A paralisia e a perplexidade do grupo podem ser notadas por alguns exemplos que demonstram o estado em que se encontra o principal projeto de politica externa do governo do PT nos últimos doze anos.

- a Bolívia, membro associado do Mercosul desde 1997, assinou protocolo de adesão quase em segredo de estado, sem nenhuma discussão pública. Recentemente, o Congresso do Uruguai e da Venezuela ratificaram o protocolo. A Bolívia terá que adotar gradualmente as normas e regulamentos do Mercosul, mas apenas depois de um período de quatro anos apos sua incorporação como membro pleno; o pais ganhou o status de pais membro em processo de adesão, e já está participando plenamente de todas as reuniões do Mercosul, sem voto. Até o momento, o documento de adesão não foi submetido ao Congresso brasileiro, porque, se fosse, teria dificuldades para aprovação em virtude do impasse em relação do asilo ao senador boliviano.

- a negociação do acordo Mercosul-União Europeia desapareceu dos radares. Dificuldades com a Argentina (como sempre), desinteresse por parte do governo brasileiro, apesar das declarações em contrário de altas fontes oficiais, talvez em função das eleições e a mudança na presidência da Comissão Europeia com a saída do português Durão Barroso (muito favorável ao acordo) e sua substituição pelo antigo primeiro ministro do Luxemburgo, sem qualquer compromisso com a prioridade dos entendimentos com o Mercosul, podem explicar o adiamento dos entendimentos para 2015.

- a negociação entre Brasil e Argentina sobre o acordo automotriz terminou com mais um retrocesso. Ao invés de manter o livre comércio, o governo brasileiro cedeu mais uma vez à pressão argentina e aprovou uma trava a exportação do Brasil de até uma vez e meio do total comprado da argentina (antes era 1,90). O setor privado dos dois países também anunciou um acordo de autolimitação de venda no mercado vizinho de cerca de 44% e as empresas argentinas 11% no brasileiro. Em troca, o governo argentino se comprometeu a eliminar as travas às exportações brasileiras, o que esperamos venha a acontecer.

- a grave situação econômica na Argentina e na Venezuela com crescimento em baixa, inflação em alta e moeda depreciada, e total insegurança jurídica, prejudicam as empresas brasileiras pela redução do mercado e pelo não pagamento das exportações. No caso argentino, a decisão de Juiz americano sobre o pagamento da divida externa levou a outro default, agora técnico, com grave repercussão sobre a percepção externa no Mercosul.

- o comércio do Brasil com a Argentina está afetando por toda essa situação com queda de 20%, sendo que as exportações brasileiras de produtos manufaturados reduziram-se significativamente.

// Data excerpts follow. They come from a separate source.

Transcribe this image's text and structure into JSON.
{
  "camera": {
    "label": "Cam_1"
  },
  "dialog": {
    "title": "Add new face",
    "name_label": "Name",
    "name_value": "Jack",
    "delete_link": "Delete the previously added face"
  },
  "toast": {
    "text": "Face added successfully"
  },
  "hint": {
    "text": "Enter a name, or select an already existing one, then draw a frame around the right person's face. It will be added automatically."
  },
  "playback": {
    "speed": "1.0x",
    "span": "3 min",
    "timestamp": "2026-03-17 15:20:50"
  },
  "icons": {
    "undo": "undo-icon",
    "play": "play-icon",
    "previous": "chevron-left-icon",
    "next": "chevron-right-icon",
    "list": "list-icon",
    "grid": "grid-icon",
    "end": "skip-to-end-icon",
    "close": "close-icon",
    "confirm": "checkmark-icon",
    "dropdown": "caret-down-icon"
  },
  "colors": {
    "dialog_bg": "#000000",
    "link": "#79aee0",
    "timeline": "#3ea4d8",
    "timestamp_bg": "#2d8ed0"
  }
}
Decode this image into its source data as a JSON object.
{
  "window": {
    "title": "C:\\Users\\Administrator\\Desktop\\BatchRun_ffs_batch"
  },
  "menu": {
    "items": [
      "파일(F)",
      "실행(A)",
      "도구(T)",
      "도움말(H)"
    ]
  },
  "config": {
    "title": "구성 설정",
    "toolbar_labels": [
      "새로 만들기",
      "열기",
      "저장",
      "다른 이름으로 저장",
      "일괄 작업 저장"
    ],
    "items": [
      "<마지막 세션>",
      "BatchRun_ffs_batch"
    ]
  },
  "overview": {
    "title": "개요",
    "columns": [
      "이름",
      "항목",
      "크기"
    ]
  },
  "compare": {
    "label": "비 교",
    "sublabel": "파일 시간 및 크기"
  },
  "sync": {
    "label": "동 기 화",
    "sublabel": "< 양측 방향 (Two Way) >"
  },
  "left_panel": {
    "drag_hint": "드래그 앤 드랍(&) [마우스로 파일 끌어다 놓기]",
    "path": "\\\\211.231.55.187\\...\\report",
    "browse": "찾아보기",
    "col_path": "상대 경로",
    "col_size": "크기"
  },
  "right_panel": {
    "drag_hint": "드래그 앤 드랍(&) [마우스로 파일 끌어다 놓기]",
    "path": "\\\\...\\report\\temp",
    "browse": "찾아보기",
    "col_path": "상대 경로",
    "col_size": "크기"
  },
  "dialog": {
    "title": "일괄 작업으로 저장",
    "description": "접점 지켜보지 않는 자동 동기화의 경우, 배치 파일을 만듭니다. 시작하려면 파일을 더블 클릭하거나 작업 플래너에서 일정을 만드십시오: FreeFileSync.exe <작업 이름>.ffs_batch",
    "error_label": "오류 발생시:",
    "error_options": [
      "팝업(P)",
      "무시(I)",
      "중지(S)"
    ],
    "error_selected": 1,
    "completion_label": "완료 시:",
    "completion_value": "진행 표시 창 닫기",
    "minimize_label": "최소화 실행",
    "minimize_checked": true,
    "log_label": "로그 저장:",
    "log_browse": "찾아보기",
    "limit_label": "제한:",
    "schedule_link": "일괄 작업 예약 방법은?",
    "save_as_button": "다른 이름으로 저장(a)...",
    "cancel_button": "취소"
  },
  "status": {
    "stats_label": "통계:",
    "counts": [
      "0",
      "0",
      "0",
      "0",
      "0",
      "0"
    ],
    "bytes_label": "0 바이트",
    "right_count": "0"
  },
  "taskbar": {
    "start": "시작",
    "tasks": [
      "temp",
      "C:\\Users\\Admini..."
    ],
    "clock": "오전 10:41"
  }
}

Se isso não bastasse, nos últimos anos, registrou-se também desvio de comércio, visto que nossos produtos foram substituídos por chineses, coreanos, mexicanos e chilenos.

O Brasil aposta todas sua fichas comerciais em um grupo que apresenta esses problemas, sem perspectivas de superá-los a curto e a médio prazo.

O que fazer?

O Brasil não tem como evitar sua geografia, mas pode tentar influir no desenvolvimento futuro do Mercosul, ao contrário do que tem sido feito nos últimos doze anos.

O Mercosul, criado por um Tratado em 1991, está isolado das negociações comerciais e sem nenhuma estratégia. Olhando apenas para o estrito interesse brasileiro, a política passiva e reativa em relação ao grupo regional terá de ser revista. A redução da influência ideológica nas decisões e a flexibilização de algumas regras estão entre as mudanças que o Brasil deveria buscar a partir de 2015 com o objetivo de facilitar as negociações comerciais com países que possam ampliar o mercado para as exportações do grupo e permitir acesso a tecnologias e inovações para as empresas brasileiras.

Enquanto o mundo expande rapidamente as negociações comerciais, o Mercosul se perde em longas discussões políticas, cujo foro mais apropriado seria a UNASUL.

O Brasil não pode continuar atrelado ao atraso.

Rubens Barbosa, presidente do Conselho de Comercio Exterior da FIESP.